That is a damning indictment of what Mackay (and the firm employing him) expects to be able to do straight after the election. Yet in the public utterances from my MP on the subject there appears to be no recognition of the reality of how badly he is coming across and how inappropriate it is for him to be making huge amounts of money from the influence he clearly thinks he still has (although I think his new employers might be in for a shock on that front).

These are two prime example of how an old political fixer has come unstuck for completely failing to understand the modern political landscape and how MPs need to behave in the age of YouTube and blogging and following the expenses scandal.

Mr Mackay's successors would do well to take note.

UPDATE 22:20: Paul Waugh also has a good post on Mackay and his wife (Julie Kirkbride) this evening where he draws our attention to the pretty devastating verdict (albeit couched in civil-service-ese) of Sir Paul Kennedy in his ruling on both of their appeals regarding their expenses.


Voter said...

Mark, what do you think about Mr Cameron being explicit, something like "I will not be listening to Andrew Mackay and the firm is wasting its money"?
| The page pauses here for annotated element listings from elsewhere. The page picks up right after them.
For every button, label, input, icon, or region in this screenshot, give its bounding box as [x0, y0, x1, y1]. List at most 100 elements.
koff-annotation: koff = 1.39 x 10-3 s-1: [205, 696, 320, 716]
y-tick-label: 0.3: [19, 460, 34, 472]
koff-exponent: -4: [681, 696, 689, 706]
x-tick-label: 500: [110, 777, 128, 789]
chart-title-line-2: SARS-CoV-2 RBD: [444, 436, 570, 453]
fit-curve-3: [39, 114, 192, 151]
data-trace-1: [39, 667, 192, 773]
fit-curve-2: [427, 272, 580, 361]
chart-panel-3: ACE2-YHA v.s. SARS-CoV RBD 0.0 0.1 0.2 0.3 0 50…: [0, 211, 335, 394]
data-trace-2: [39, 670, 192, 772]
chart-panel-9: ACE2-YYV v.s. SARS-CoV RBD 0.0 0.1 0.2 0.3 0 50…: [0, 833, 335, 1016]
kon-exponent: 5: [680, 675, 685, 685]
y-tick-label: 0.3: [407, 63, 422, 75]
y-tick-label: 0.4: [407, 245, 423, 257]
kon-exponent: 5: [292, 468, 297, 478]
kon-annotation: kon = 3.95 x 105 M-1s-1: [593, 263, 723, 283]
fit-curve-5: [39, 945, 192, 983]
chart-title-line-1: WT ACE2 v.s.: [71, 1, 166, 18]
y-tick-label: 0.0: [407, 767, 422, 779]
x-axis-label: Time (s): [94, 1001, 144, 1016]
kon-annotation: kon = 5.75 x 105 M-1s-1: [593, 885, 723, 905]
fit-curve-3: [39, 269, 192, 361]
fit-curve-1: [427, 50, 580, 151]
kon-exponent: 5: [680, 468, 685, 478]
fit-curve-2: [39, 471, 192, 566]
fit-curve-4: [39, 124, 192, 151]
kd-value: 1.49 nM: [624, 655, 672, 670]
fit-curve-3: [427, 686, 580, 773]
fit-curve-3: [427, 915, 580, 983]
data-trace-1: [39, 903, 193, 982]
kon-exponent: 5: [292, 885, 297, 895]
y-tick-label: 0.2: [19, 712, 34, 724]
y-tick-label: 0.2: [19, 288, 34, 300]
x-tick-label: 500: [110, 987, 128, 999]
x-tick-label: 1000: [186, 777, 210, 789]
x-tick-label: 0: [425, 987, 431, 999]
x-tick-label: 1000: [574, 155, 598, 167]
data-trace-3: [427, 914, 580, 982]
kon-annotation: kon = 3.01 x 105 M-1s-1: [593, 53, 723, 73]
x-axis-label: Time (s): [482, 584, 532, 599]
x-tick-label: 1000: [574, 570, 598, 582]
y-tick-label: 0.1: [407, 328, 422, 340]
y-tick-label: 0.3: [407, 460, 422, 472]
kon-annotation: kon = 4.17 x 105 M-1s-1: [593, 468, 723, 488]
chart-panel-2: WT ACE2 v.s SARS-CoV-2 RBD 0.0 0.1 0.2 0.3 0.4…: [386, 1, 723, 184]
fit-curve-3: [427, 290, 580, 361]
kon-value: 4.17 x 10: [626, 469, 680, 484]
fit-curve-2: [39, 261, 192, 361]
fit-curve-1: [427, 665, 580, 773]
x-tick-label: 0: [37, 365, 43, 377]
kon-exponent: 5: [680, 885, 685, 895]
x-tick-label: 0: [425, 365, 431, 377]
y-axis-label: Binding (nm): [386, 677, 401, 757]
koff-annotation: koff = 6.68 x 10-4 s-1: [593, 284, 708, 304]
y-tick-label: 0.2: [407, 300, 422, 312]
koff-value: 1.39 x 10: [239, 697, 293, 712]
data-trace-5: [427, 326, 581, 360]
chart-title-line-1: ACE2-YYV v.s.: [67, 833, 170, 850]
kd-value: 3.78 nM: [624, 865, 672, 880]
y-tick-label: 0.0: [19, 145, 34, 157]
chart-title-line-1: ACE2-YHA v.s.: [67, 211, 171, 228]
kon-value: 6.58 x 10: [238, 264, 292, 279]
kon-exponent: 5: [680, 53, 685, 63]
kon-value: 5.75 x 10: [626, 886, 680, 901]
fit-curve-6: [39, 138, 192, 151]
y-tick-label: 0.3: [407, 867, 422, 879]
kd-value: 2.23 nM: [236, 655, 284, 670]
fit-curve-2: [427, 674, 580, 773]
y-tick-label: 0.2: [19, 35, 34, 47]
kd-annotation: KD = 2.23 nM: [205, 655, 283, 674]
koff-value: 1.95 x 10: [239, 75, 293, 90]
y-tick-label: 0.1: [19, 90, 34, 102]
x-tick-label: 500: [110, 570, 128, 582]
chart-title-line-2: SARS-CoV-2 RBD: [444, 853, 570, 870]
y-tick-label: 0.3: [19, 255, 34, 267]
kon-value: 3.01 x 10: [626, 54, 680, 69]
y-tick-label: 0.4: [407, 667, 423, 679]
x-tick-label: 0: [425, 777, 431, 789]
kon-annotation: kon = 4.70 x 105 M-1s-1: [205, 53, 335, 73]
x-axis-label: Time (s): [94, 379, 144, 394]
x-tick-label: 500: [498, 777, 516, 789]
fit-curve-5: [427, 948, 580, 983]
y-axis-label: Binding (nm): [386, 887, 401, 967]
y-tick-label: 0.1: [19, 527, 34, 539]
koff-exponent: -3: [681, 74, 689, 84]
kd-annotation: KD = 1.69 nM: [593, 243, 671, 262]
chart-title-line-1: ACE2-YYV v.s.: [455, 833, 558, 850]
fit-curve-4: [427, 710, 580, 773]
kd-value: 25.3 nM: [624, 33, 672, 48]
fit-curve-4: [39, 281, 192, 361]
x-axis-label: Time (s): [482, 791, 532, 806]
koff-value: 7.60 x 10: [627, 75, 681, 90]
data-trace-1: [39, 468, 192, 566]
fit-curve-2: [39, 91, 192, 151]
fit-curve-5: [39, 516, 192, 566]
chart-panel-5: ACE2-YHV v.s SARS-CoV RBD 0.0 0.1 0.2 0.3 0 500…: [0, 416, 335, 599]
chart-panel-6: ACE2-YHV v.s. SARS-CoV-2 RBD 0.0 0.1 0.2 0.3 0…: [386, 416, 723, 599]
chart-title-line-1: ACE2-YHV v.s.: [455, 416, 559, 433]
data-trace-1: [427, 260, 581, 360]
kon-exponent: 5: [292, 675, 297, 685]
Archbishop Cranmer said...

Mr Reckons,

Laudable piece.

A little gift:


We await David Cameron's assurance...

@molesworth_1 said...

A superbly forensic dismantling of the man & his method.

Unknown said...

He's in Ireland at the moment at an inter-parliamentary conference I'm attending. Any viably civil questions?

Mark Thompson said...

Hi Mick.

I suppose you could ask him if in the light of Cameron's recent comments about lobbying he still thinks he is going to be able to have the sort of influence which would justify a six figure salary.